The songs are great. Rolling Stone magazine wrote at the time- here was a rock musical with actual rock music. Nothing lights the touchpaper like “Angry Inch” narrating the ghastly events of a gender transition operation going horribly wrong. Hence the song’s title – the tiny grim, fleshly reminder of so much lost and so little gained. Crowd favourite, Moore is not alone in bringing this weird, ambitious, crazy-brave and heroic story of resistance into the light.

As Hedwig’s devoted, but despised, paramour Yitzhak, Adam Noviello is a thin, desperate, introverted foil to the petulant extravagance of Moore, with a vocal range and presence that lifts the music literally to another level.

Crucial also to the success of this production is the band . Versatile guitarist Glenn Moorhouse, bassist Felicity Freeman, Jarrad Payne on drums – all under the exacting direction of Victoria Falconer on keyboards, and momentarily, a quivering theremin.

Hedwig’s narrative aaarrk, from bad to worse to even worser, is contrasted with the success and glory gathered by their protégé Tommy Gnosis – plagiarist and traitor to their universe of two.
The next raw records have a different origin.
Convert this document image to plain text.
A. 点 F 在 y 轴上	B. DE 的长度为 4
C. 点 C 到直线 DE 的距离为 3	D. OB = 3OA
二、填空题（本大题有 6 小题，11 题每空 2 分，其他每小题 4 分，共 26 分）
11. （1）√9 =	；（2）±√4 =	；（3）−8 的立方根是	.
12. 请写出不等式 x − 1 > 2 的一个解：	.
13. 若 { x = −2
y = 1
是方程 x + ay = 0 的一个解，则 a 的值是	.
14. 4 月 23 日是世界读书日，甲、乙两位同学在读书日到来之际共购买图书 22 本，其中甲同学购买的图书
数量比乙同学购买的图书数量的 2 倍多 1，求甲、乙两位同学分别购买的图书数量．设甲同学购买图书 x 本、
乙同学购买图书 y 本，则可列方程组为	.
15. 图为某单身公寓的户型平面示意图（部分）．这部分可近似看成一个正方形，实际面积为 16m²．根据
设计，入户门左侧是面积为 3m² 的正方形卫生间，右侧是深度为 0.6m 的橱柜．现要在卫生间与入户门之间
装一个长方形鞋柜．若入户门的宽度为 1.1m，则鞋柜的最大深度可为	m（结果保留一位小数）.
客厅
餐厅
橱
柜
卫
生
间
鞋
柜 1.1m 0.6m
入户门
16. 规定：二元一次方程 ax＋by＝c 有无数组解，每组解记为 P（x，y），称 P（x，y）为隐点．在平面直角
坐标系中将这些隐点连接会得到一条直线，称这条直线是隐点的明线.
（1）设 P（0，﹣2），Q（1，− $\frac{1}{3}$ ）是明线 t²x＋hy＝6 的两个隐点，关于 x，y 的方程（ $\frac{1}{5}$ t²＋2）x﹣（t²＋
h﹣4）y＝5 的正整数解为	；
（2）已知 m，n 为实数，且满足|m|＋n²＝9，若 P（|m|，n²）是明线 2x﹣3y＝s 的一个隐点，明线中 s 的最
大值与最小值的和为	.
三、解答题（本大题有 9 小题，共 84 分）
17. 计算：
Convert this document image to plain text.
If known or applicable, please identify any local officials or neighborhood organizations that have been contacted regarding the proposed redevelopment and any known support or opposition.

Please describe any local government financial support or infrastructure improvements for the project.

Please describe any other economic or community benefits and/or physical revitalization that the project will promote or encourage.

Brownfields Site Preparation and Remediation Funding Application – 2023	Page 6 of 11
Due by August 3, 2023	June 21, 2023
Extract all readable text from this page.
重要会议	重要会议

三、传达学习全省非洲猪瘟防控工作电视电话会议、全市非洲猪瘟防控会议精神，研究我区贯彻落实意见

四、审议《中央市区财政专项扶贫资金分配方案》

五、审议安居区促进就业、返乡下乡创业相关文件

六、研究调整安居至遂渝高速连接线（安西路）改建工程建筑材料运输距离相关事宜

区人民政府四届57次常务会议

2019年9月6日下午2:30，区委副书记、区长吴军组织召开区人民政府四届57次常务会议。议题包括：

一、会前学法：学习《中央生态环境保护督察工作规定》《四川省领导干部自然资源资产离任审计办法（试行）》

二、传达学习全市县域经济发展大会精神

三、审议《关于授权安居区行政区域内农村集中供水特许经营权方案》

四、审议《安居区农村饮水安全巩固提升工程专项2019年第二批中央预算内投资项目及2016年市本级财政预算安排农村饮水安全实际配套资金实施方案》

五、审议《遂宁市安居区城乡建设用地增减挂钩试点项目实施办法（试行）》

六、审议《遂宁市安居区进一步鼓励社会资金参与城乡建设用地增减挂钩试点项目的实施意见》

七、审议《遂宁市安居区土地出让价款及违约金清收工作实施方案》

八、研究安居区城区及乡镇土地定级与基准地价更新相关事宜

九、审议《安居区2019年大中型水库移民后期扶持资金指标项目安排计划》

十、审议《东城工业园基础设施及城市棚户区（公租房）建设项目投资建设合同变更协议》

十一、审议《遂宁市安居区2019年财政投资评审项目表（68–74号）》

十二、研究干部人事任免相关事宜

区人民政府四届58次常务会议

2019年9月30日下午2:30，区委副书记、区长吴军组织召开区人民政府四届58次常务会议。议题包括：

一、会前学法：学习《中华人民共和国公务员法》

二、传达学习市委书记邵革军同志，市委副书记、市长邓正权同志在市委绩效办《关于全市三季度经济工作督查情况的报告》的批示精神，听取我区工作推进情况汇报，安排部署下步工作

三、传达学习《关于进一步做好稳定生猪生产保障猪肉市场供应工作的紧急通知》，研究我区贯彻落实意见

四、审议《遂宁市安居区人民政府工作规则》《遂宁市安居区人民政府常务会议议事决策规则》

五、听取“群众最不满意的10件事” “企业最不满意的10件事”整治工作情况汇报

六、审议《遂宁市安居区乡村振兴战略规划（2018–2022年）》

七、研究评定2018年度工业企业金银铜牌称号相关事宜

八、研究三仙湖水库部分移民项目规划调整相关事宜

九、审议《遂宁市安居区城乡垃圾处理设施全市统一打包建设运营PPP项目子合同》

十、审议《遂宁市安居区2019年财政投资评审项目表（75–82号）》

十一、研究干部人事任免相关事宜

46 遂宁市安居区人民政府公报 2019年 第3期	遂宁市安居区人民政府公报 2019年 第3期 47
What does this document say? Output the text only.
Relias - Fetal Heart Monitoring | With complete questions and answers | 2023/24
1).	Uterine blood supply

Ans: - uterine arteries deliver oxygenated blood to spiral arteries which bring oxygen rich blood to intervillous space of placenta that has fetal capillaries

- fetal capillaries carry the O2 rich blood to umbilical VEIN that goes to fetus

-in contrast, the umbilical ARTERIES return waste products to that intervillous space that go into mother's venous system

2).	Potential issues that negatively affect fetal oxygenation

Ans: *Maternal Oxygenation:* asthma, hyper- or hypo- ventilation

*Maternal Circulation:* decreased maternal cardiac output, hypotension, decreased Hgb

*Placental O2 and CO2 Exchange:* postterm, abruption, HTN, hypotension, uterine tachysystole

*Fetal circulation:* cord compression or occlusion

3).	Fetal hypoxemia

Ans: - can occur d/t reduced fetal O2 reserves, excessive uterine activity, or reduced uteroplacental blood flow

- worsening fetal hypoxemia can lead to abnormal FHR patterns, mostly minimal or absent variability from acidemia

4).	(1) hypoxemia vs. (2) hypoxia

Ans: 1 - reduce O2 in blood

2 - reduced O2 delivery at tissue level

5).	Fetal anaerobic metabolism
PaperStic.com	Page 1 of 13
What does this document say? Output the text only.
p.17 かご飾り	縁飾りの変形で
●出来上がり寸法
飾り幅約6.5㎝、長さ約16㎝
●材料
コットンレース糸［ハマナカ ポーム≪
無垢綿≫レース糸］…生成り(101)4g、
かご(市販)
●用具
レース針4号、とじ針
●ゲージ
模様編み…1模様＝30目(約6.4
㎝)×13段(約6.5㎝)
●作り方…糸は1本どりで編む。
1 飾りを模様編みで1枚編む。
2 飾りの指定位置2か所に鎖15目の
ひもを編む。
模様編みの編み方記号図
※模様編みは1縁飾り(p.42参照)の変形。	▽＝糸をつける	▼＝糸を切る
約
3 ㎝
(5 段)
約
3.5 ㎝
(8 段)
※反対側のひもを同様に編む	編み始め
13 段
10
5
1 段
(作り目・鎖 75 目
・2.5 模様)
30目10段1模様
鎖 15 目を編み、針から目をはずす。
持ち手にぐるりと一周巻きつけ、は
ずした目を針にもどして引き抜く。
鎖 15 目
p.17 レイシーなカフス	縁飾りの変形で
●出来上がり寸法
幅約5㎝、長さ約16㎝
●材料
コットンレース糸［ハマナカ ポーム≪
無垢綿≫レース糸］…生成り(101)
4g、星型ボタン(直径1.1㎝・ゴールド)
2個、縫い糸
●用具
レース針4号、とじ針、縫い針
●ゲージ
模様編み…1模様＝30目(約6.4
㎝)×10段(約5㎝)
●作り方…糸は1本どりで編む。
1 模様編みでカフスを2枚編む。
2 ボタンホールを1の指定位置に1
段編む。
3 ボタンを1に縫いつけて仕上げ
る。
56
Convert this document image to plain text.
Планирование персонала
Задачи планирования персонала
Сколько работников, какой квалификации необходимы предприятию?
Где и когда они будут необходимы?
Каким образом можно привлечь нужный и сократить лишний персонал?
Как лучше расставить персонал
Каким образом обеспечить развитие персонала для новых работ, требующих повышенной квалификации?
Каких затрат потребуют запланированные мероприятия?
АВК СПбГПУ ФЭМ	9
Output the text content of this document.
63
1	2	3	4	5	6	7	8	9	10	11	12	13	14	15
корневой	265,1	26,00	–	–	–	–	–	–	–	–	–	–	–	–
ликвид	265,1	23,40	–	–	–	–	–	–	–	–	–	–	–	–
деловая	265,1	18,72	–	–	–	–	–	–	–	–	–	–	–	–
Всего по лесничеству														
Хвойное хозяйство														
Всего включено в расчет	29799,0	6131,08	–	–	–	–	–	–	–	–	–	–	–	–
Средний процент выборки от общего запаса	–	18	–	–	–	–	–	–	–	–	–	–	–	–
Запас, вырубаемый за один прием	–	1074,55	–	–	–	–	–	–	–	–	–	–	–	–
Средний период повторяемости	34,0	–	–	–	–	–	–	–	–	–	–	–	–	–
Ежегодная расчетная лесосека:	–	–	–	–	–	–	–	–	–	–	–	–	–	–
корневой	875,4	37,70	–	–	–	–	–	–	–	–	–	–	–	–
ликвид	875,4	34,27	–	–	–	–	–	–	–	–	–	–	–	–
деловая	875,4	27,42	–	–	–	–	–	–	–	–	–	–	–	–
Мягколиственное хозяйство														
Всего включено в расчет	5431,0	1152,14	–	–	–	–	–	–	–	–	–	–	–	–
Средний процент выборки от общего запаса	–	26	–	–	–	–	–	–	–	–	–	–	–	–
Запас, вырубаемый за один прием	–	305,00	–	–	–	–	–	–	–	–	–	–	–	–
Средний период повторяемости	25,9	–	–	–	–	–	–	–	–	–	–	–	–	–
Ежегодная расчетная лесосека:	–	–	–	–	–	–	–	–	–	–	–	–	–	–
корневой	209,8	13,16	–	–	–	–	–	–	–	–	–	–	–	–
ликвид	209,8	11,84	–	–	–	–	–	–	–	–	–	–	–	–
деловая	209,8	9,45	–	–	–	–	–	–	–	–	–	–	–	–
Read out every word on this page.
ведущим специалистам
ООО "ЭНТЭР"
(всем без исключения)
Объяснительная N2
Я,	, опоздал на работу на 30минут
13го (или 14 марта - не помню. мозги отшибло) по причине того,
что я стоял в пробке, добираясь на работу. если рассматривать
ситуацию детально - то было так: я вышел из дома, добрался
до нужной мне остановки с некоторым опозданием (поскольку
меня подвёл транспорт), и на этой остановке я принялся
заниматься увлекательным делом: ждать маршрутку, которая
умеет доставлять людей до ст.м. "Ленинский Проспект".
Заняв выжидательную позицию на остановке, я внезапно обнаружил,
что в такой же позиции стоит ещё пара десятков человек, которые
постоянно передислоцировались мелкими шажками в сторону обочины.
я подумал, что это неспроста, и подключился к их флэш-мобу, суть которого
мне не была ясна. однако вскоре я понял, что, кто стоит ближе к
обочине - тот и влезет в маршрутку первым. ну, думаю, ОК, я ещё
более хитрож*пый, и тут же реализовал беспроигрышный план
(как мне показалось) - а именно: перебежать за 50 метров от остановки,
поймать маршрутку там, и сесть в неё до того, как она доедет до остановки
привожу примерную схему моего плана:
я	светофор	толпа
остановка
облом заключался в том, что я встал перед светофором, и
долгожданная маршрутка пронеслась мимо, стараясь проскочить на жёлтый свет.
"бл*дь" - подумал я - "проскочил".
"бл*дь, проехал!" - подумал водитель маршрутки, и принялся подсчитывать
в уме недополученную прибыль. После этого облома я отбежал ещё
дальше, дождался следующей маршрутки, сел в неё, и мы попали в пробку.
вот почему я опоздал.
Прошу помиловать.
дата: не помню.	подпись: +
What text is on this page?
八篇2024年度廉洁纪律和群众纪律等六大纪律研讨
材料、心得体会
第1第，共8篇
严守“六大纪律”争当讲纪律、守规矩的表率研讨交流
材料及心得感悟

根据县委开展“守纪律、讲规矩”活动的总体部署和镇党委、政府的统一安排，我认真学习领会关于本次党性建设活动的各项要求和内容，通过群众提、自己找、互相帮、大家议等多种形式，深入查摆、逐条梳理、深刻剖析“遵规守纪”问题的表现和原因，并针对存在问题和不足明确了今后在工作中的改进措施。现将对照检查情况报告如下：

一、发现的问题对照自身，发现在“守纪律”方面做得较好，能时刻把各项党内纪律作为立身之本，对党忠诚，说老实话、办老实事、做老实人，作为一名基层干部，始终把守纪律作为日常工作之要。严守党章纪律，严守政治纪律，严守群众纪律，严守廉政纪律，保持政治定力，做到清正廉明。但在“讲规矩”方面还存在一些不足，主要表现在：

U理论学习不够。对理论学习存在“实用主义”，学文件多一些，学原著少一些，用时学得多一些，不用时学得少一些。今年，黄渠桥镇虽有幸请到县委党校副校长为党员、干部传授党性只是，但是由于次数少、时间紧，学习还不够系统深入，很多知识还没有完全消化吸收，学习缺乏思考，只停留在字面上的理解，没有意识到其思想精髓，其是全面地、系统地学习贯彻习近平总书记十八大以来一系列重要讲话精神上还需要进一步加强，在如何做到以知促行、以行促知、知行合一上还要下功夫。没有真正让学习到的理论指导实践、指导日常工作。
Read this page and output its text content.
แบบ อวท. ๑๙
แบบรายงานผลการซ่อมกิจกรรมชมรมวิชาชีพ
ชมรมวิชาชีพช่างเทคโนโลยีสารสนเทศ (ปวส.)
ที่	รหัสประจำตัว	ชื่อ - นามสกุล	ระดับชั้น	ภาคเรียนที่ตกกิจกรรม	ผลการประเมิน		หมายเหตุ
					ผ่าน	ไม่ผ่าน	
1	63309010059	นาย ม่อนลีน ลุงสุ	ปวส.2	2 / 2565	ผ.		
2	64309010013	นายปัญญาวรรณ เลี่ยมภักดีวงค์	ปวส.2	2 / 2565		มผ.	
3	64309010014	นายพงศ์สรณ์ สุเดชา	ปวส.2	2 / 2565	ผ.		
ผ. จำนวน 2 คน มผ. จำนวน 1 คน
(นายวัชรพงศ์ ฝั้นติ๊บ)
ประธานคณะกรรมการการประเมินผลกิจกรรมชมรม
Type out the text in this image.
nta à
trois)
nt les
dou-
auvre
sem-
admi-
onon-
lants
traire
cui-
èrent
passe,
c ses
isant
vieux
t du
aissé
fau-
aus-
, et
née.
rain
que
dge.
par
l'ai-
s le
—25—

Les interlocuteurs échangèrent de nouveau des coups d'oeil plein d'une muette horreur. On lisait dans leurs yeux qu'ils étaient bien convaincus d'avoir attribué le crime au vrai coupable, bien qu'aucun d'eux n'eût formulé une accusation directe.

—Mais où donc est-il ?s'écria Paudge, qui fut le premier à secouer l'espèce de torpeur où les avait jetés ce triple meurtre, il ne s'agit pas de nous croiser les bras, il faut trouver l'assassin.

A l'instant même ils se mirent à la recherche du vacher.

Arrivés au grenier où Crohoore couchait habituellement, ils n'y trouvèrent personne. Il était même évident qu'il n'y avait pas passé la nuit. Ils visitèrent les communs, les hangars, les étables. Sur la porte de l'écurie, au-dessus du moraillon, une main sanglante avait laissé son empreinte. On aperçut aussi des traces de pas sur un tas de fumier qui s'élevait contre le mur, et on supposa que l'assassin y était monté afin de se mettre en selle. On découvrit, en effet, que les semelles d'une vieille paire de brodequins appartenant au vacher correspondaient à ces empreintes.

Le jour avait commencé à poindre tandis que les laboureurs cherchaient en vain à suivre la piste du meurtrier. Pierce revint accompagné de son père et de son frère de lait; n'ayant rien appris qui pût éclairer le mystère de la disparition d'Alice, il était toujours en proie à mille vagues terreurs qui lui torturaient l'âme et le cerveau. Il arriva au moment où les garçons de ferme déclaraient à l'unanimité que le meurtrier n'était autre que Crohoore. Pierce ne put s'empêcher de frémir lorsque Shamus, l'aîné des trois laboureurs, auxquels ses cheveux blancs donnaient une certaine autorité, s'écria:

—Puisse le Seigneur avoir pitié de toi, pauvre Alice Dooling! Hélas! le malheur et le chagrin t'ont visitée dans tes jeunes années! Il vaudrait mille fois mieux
While Hedwig and The Inch are playing two-bit dives, the mysterious door is momentarily opened in a blizzard of stage haze to reveal Tommy playing Hedwig’s compositions to stadium crowds.

Seann Miley Moore has a large task capturing the many elements of this ambitious, thematically complex stage work. The East Berlin satire is perhaps too esoteric for present audiences and Moore’s German accent is not brisk enough for the political wit.

But armed with Stephen Trask’s brilliantly varied songs – from the melancholy of “Wig in A Box”, the country lilt of “Sugar Daddy”, and the alienated numbness of “Wicked Little Town”, Moore, Noviello and the lock-step band, have the audience entranced, energised and agog for every angry and exalted inch of Hedwig’s tour of the lower depths.

See it before it leaves town. It is a 27 year queer classic.

Presented by GWB Entertainment. Andrew Henry Presents & Adelaide Festival, Hedwig and the Angry Inch is playing at The Queen’s Theatre until March 15.